Yes, but it may not be easy depending on your requirements.
It all comes down to the capabilities of your client and RADIUS server (for the 802.1x authentication). Every RADIUS servers will support a single authentication method as part of the EAP process - this might be a username/password combination with PEAP-MSCHAPv2, or a certificate with EAP-TLS. And that authentication could be a user username/password, or a device username/password (for a AD registered device), or the certificate of a user or device.
It may be that to meet your requirements it’s sufficient to authenticate your device to the network (with a certificate or username/password depending on what is available) and then rely on the authentication of the user to access the server resources as the ‘secondary’ authentication.
If you want to actually authenticate both the device and the user with 802.1x (WPA2 Enterprise) then you need to use EAP chaining. The problem is there are very few clients and RADIUS servers that support it. Windows 10 does support TEAP for EAP chaining, or you could use a different supplicant installed on the client (e.g. Cisco AnyConnect) to support it. For a RADIUS server, Cisco ISE supports TEAP for EAP chaining, but I’m not aware of much support outside of this.

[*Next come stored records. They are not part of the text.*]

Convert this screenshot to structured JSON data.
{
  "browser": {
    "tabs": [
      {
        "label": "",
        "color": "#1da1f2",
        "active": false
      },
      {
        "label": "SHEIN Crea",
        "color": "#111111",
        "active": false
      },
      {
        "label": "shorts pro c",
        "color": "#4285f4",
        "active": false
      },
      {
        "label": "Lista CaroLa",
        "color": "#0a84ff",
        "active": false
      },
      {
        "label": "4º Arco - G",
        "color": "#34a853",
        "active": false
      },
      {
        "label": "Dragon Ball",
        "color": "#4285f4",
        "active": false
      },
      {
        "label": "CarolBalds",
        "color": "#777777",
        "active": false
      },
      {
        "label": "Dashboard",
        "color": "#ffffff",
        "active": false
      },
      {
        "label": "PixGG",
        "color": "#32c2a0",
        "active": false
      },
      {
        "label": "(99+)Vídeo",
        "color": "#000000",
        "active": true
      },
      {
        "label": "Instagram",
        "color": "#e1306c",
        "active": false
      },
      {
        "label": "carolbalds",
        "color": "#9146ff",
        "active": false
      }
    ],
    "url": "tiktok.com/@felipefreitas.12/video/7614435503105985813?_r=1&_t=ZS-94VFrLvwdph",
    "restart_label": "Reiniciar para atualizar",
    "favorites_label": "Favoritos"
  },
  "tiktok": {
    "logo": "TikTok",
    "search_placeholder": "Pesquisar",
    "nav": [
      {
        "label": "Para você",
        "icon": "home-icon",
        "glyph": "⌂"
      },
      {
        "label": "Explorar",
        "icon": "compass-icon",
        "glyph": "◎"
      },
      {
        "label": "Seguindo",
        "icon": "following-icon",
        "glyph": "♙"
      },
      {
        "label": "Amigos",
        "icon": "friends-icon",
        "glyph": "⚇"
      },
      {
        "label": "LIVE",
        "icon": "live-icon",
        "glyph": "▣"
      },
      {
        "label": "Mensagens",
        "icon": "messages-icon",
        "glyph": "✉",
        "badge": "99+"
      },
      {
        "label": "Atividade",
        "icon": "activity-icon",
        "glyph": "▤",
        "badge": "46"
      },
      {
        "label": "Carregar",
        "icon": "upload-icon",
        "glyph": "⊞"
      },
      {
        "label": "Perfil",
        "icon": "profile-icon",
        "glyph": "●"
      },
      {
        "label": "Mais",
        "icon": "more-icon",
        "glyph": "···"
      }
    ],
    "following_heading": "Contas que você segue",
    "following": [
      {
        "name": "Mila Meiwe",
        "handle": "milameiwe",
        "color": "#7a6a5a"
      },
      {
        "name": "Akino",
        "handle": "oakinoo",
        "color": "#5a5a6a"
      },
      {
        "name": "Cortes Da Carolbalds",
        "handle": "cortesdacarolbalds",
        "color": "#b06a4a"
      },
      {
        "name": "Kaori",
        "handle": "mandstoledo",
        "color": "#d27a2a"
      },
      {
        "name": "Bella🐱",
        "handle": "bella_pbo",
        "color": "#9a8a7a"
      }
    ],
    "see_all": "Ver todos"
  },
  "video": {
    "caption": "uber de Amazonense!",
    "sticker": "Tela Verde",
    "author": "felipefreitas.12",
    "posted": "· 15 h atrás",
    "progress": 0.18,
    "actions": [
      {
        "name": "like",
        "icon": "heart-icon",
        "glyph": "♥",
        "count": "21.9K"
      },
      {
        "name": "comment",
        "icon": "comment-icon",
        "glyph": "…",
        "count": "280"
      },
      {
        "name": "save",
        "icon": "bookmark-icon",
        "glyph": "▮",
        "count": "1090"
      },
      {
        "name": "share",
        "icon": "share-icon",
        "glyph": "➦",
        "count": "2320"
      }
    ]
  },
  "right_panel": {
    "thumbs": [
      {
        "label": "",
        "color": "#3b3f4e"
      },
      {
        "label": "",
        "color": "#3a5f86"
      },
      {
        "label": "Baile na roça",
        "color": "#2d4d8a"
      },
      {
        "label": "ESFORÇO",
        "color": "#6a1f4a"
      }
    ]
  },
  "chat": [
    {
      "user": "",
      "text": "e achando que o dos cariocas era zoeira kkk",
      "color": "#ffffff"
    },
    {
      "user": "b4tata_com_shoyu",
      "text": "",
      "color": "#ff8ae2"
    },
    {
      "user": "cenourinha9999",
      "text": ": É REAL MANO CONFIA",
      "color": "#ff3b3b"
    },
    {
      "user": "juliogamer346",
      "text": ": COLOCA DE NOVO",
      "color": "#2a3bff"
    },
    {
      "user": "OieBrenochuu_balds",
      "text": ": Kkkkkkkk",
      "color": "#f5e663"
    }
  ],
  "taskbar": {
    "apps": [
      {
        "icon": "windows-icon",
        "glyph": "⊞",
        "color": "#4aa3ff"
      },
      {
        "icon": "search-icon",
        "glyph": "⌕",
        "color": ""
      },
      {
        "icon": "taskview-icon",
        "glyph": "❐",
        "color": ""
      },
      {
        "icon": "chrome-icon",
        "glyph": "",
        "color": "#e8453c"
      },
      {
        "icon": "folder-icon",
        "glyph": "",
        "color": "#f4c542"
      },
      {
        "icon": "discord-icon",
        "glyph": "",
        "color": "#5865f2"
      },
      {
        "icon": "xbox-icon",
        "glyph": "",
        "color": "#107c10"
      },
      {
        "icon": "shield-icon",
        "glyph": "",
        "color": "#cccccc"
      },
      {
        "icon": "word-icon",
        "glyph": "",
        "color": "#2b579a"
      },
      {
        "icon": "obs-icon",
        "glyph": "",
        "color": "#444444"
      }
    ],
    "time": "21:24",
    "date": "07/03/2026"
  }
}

I’d tend to look just at the device authentication. If you’ve got the infrastructure and ability to do certificate-based authentication then have a look at that for everything. Otherwise I’d look at two SSIDs, one for the Meraki MDM managed devices, and one for the Windows devices which you can authenticate with computer username/password (assuming their domain joined) with NPS to provide the RADIUS service - and use GPOs to push the Wifi SSID details.